Just this week, former commander of the strategic forces, General James Cartwright led a group of notable national security experts (including Ploughshares Fund board member Senator Chuck Hagel, R-NB) in the release of a report calling for a nuclear force reduced to a total of 900 weapons, all of them taken off launch-ready alert. It is a significant sign that the military is increasingly behind the nonpartisan expert consensus that nuclear weapons have become a liability rather than an asset in today's national security calculus.

Lowering the number of deployed strategic nuclear weapons to even 1,000 will not only provide long term savings in this time of ever-tightening budgets but will also signal to the rest of the world that these weapons are no longer the paragon of national defense. Additionally, a new U.S. nuclear posture with deployments below New START levels will add credence to President Obama’s commitment to moving down the path toward zero.
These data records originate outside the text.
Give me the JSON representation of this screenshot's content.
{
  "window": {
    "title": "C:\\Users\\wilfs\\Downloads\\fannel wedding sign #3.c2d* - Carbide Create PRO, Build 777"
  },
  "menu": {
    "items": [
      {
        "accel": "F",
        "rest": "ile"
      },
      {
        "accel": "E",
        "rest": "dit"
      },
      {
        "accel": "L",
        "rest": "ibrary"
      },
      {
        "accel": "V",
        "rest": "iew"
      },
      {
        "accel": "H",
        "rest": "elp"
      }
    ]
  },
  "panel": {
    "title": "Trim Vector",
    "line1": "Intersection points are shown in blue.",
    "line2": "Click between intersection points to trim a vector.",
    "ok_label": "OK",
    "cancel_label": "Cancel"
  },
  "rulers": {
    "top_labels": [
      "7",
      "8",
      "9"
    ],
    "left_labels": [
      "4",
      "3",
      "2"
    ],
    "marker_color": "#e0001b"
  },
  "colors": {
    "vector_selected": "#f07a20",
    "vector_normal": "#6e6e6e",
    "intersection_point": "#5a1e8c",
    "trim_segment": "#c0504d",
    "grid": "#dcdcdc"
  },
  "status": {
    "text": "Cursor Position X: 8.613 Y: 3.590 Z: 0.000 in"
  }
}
Since 2008 the number of weapons in the active stockpile has remained relatively flat. With lower numbers of deployed strategic nuclear weapons, the U.S. could again begin to address its outsized active stockpile of nuclear weapons, which stands at roughly 5,000 weapons. The U.S. can accelerate the dismantlement of outdated and retired warheads while reducing the number of weapons in the active stockpile to better fit its new deployment levels and twenty-first century security and budgetary needs.